Risale al 1872 la costituzione degli Alpini per presidiare valichi e vallate di confine con arruolamenti su base locale, in maniera innovativa per il Regio Esercito. Prendendo, infatti, a modello i Landesschützen tirolesi ed i precedenti risorgimentali dei Volontari Cadorini, capaci di dare filo da torcere agli asburgici nel 1848 sotto la guida di Calvi, e dei Cacciatori delle Alpi garibaldini, lo Stato Maggiore comprese che un possibile teatro di guerra come quello alpino necessitava di una perfetta conoscenza del territorio. I valligiani, inoltre, venendo mobilitati a difesa dei propri focolari, avrebbero garantito una maggiore capacità difensiva, incentivata dalla consapevolezza di combattere direttamente per la salvezza dei propri cari. In questa maniera vennero inquadrate con la tradizionale penna nera pure le classi di leva attinte dalle comunità slovene delle valli del Natisone, annesse nel 1866 e primo esempio di minoranza linguistica all’interno dello Stato sabaudo. Contemporaneamente la gioventù irredentista triestina attraverso la Società Alpina delle Giulie aveva promosso l’escursionismo e l’alpinismo con finalità addestrative e conoscitive di quello che sarebbe stato il campo di battaglia della tanto attesa nuova guerra di redenzione, con l’auspicio di dar vita nelle retrovie asburgiche di montagna ad una guerra per bande (seguendo un modello mazziniano) ovvero di esfiltrare per indossare il grigioverde e fornire prezioso supporto logistico (analogamente a quanto avrebbe fatto il trentino Cesare Battisti).

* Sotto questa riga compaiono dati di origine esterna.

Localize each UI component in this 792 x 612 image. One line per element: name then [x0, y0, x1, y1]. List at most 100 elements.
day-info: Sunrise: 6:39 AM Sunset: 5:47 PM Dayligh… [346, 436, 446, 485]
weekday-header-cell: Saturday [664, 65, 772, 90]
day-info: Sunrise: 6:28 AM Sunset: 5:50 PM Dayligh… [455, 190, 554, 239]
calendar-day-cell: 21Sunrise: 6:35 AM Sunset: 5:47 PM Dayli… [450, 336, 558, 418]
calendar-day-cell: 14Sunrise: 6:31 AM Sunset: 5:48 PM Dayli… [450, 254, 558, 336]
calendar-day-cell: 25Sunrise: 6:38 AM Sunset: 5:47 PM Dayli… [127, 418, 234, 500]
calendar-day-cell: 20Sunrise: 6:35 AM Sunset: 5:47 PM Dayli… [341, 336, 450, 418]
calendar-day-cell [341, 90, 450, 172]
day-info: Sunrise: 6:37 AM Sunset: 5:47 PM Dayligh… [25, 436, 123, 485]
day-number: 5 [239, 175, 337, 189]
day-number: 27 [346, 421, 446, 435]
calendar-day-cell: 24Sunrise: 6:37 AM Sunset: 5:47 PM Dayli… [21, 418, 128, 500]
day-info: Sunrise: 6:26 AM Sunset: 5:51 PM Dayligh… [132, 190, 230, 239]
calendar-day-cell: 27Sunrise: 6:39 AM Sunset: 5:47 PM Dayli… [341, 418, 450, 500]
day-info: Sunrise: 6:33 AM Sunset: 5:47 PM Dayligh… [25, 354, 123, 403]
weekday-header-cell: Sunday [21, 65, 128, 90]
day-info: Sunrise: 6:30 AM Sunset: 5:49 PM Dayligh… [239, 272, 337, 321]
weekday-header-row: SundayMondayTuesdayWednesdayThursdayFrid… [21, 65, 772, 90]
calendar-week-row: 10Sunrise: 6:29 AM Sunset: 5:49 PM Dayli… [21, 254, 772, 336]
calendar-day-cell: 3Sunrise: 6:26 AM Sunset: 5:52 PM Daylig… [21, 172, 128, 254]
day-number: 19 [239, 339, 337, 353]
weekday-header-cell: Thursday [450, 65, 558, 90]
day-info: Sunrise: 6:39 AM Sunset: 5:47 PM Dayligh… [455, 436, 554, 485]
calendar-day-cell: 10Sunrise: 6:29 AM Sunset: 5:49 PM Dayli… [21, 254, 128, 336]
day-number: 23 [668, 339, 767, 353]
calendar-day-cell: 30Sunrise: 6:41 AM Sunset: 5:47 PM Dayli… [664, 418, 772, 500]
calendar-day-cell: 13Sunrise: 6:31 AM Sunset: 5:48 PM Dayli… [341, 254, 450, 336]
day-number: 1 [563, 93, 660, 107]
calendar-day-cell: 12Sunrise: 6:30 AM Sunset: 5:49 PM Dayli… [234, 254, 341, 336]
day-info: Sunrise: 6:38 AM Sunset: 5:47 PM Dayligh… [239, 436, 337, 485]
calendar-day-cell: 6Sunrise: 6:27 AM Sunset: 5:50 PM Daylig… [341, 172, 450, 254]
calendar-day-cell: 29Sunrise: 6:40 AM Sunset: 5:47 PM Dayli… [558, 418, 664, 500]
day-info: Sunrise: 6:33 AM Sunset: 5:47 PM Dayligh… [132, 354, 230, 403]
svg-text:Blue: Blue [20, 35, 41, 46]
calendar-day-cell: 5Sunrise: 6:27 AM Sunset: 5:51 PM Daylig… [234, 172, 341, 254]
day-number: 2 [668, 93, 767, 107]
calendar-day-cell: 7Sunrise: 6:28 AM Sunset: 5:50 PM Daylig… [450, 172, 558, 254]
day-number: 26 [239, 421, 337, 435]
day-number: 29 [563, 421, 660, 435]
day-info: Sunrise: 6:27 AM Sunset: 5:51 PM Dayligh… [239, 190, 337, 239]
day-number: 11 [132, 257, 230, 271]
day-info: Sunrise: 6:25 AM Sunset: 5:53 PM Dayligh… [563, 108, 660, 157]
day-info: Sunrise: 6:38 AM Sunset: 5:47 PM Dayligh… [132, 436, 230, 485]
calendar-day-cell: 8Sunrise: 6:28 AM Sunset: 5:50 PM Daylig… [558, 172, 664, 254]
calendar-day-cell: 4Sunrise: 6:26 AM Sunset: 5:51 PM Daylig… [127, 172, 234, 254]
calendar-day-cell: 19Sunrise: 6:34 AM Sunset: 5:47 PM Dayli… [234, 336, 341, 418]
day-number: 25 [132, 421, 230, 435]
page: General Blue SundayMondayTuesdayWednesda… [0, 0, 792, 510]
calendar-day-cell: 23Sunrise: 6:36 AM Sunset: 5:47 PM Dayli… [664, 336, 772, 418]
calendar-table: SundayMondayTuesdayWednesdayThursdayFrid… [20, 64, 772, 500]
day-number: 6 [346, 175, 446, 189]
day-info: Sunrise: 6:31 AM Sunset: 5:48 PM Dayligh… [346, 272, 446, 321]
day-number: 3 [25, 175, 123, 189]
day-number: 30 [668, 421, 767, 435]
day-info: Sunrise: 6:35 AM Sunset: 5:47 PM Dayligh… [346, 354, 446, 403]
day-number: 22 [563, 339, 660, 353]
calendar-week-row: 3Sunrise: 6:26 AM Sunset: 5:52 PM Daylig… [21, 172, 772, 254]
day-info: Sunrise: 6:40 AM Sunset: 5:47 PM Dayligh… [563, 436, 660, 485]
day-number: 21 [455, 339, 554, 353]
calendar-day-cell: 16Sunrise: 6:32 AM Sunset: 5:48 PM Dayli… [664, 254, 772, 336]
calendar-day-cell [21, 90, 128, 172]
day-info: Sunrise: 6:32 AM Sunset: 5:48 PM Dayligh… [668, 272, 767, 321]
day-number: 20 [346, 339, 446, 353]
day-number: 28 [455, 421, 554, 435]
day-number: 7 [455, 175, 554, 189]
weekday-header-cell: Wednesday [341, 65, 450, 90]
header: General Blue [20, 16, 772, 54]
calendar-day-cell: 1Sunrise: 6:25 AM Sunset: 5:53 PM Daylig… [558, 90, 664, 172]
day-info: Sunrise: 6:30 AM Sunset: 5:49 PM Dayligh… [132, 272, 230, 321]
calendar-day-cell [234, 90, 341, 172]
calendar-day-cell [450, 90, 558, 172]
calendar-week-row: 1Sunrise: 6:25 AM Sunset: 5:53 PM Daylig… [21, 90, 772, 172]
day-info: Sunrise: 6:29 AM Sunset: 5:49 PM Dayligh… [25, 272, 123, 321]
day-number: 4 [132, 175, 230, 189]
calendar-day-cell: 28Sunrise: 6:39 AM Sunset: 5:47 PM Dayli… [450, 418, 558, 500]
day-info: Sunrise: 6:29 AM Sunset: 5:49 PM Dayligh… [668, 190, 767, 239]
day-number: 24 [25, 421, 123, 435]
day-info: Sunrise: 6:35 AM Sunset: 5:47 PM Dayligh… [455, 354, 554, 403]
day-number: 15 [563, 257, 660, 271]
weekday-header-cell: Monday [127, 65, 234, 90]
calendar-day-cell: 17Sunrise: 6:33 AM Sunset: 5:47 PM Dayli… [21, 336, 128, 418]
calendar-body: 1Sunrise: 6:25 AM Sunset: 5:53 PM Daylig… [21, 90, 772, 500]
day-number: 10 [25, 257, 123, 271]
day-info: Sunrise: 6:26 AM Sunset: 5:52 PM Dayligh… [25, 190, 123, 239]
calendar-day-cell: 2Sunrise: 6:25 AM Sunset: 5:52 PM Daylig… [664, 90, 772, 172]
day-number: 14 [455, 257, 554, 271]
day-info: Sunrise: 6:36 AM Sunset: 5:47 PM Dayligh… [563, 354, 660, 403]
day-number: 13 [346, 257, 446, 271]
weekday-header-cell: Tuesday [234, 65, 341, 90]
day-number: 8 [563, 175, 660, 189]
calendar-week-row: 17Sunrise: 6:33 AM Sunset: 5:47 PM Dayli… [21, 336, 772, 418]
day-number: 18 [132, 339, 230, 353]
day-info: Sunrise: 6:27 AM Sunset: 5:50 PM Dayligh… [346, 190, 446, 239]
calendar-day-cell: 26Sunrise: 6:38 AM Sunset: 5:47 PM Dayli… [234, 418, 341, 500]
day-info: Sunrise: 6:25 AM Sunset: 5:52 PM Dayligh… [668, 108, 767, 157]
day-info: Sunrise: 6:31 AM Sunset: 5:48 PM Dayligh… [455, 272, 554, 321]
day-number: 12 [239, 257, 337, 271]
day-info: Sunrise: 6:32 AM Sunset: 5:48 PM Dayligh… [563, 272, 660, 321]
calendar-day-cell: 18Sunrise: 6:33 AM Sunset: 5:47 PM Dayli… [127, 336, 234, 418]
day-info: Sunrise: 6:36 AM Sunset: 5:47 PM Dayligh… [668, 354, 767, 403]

Nel corso della Grande guerra decine di battaglioni dall’Adamello al Carso passando per l’Ortigara combatterono molto spesso confrontandosi con Schützen austriaci che fino a pochi mesi prima erano stati loro amici e conoscenti nell’ambito delle comunicazioni transfrontaliere tra una valle e l’altra. Nelle prime giornate di conflitto sul fronte delle Alpi Giulie gli alpini realizzarono una delle imprese strategicamente più rilevanti: la conquista del Monte Nero, che consentì alle truppe di Cadorna di affacciarsi sulla fatale conca di Caporetto. A guerra finita, un paio di compagnie del battaglione Morbegno, destinato a vigilare su Fiume occupata da d’Annunzio, disertarono e assieme a singoli commilitoni e ad un reparto di mitraglieri già presenti nel capoluogo quarnerino costituirono il Battaglione Alpini Legionari Fiumani.
Durante la Seconda guerra mondiale le divisioni Taurinense, Pusteria e Alpi Graie sperimentarono la durezza della lotta antipartigiana in Montenegro, Sangiaccato ed Erzegovina (1941-1943), laddove la Julia, duramente provata sul fronte greco-albanese e ancor più su quello russo, avrebbe vissuto le catastrofiche vicende dell’8 settembre in Friuli Venezia Giulia, ove era in fase di riorganizzazione. Benché ridotta ai minimi termini, la Julia riuscì, infatti, a fronteggiare le colonne tedesche in arrivo dall’Austria prima di venire sciolta e di andare a costituire in clandestinità l’ossatura della brigata partigiana “bianca” Osoppo, i cui vertici, contrari al progetto espansionista di Tito nel nord-est d’Italia, sarebbero stati eliminati da gappisti friulani di fede comunista alle Malghe di Porzûs nel febbraio 1945. A difesa dell’italianità di queste terre ci furono anche penne nere sotto la bandiera della Repubblica Sociale Italiana: il reggimento Tagliamento, il battaglione Valanga nell’ambito della Divisione Decima e la compagnia Julia con mansioni di difesa costiera a Fiume.
E proprio ad un alpino venuto recentemente a mancare, Mario Maffi, si devono le prime ricognizioni alla ricerca di resti umani sul fondo delle foibe nel dopoguerra dopo i rinvenimenti del Maresciallo dei Vigili del Fuoco di Pola Arnaldo Harzarich in Istria nell’autunno 1943 e degli angloamericani sul Carso triestino nell’estate 1945. Esperto speleologo, Maffi svolse sotto copertura drammatiche ricognizioni notturne negli abissi di Basovizza e di Monrupino, ma anche oltre confine , grazie ad una scorta armata: la sua testimonianza (poi rielaborata in “1957. Un alpino alla scoperta delle foibe”, Gaspari, Udine 2013) e le sue foto dimostrarono che c’erano ancora ossa e reperti frutto delle stragi di massa perpetrate dalle truppe di Tito nei terribili Quaranta giorni di dominio nella Venezia Giulia. Pochi giorni dopo la sua morte, la Commissione statale slovena per le fosse comuni ha dichiarato che in territorio sloveno vi sono circa 600 siti in cui giacciono ancora vittime della repressione titina: in queste sepolture collettive vi sono salme di ex collaborazionisti sloveni e croati, ma probabilmente anche di centinaia di italiani deportati.